I’ve written a number of posts on the topic of one of the ‘wrong’ answers to a test question being at least partly right. Last week’s chapter included the topic of housework, and one of the housework tasks was ‘lay the table’. I suspect that very few people in English-speaking countries actually lay the table every day, only for special occasions or maybe Sunday lunch if that’s a fixture in the house. (People who only eat tv dinners wouldn’t ever lay the table.
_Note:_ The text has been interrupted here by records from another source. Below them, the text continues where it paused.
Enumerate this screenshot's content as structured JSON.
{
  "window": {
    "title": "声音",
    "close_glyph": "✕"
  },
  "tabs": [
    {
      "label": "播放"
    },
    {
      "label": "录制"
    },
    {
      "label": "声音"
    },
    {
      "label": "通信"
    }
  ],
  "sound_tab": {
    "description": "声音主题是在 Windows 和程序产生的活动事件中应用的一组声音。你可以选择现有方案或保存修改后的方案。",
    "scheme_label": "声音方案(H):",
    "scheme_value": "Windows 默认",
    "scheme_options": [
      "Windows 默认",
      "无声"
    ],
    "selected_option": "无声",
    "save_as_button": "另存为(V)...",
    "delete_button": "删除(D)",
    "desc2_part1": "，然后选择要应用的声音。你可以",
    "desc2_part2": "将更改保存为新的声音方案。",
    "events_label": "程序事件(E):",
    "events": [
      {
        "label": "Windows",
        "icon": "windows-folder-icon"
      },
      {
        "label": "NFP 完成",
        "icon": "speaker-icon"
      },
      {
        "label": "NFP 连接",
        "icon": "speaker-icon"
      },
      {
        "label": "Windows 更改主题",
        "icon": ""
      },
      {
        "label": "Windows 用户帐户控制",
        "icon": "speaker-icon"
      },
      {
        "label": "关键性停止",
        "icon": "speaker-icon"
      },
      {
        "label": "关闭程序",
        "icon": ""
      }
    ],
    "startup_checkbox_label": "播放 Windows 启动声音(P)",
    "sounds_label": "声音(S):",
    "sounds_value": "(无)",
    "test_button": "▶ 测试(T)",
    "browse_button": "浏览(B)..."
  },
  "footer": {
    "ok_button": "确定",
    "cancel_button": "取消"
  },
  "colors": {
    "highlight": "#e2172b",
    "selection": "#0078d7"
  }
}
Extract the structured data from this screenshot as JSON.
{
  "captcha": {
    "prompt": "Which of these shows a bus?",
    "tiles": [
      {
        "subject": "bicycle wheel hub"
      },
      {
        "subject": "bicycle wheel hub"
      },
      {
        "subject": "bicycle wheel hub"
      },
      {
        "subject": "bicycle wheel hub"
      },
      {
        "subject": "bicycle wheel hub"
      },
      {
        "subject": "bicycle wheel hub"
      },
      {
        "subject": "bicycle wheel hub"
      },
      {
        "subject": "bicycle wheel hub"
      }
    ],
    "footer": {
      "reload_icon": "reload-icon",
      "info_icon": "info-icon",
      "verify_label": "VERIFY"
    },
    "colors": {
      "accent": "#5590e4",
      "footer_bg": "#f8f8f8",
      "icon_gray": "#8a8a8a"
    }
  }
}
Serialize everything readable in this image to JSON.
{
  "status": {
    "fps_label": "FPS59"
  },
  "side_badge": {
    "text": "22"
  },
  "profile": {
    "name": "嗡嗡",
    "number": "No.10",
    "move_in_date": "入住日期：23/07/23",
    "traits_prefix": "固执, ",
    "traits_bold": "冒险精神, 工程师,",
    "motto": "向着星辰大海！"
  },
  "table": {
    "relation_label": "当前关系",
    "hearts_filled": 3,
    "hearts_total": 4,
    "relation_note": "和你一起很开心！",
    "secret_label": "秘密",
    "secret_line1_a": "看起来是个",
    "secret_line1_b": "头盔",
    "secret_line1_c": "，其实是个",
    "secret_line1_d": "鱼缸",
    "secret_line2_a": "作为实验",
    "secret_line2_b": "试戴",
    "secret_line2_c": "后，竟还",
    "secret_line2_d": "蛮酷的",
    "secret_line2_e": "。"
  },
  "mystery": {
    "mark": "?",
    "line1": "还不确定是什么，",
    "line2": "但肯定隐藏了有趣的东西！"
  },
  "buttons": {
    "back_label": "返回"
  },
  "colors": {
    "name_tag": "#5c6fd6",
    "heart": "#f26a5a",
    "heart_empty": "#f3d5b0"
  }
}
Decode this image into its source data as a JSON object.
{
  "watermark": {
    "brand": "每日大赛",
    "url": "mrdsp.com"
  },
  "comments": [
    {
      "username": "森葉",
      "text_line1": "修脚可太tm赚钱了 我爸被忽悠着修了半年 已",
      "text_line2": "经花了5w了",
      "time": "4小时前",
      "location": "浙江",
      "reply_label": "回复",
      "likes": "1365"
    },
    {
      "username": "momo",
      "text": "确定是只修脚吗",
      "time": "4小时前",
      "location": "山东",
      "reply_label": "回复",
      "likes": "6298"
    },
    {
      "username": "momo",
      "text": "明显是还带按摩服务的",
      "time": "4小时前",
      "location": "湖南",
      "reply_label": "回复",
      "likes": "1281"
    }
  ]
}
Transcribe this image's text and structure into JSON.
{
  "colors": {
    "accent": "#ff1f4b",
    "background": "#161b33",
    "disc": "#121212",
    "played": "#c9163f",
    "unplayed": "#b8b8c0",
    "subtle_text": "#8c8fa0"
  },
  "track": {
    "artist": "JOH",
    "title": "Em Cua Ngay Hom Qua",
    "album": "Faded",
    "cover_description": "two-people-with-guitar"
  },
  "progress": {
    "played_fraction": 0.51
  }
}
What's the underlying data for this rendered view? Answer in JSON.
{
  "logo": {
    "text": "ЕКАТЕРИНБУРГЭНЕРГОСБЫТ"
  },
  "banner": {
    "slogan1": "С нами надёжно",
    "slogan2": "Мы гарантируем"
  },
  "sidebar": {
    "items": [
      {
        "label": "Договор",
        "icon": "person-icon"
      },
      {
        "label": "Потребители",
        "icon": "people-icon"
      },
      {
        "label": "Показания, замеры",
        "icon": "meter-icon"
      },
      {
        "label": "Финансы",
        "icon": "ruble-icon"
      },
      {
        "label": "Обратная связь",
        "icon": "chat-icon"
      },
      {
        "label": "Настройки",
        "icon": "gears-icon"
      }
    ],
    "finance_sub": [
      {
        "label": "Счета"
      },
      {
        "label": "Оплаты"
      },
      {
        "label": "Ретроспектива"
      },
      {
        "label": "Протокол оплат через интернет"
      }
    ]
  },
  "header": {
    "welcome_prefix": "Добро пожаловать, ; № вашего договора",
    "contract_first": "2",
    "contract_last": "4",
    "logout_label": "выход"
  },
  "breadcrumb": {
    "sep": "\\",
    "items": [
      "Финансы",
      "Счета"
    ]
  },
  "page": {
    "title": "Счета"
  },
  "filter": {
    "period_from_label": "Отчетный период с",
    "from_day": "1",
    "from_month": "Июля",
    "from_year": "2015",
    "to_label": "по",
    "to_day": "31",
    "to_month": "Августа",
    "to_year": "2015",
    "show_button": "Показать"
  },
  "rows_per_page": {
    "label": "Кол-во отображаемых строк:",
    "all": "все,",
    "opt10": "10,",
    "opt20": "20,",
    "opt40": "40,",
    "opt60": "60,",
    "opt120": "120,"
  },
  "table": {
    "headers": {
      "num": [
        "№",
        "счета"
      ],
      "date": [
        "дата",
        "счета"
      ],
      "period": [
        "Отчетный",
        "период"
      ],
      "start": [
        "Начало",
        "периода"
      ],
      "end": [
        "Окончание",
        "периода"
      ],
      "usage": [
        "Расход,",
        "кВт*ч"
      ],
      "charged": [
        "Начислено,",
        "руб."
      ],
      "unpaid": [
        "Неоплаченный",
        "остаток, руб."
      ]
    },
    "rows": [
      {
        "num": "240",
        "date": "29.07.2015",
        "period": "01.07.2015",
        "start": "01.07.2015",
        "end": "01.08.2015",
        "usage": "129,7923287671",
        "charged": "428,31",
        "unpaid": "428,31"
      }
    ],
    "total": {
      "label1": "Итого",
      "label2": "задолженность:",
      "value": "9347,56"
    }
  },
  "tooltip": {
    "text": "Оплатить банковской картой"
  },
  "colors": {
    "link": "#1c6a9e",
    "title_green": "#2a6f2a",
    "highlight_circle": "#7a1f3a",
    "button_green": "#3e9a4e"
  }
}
In my last year in Korea, I ate at my office desk, reading, viewing or listening to something on the computer.)

During the revision activity one sentence was something like ‘Please ____ the table for dinner’, with two of the choices being ‘lay’ and ‘put away’. A Korean student chose ‘put away’. I suddenly thought about traditional Korean tables, which look like this:

table_dhot5(koreatourinformation.com)

Older tables had/have fixed legs, but modern tables have foldable legs and the table can be put away in a cupboard or other storage space. The Korean student had obviously interpreted ‘the table for dinner’ as ‘the table from which we have just eaten dinner’, so putting it away is a valid choice. In English, ‘the table for dinner’ is ‘the table from which we will soon eat dinner’. In English, the command for putting away a foldable table would be ‘Please put away the table’.

Eating at these foldable tables is highly efficient – except for foreigners with bad backs. For Korean New Year (Jan-Feb) and Thanksgiving (Sep-Oct), my wife’s family could fit 15-20 adults and older children around two of these tables, with younger children coming and going and the foreigner with a bad back perched on the couch. Just as well chopsticks gave me extra reach.

By the way, Google Ngrams shows that ‘set the table’ is far more common than ‘lay the table’, especially so in AmEng, but even now in BrEng.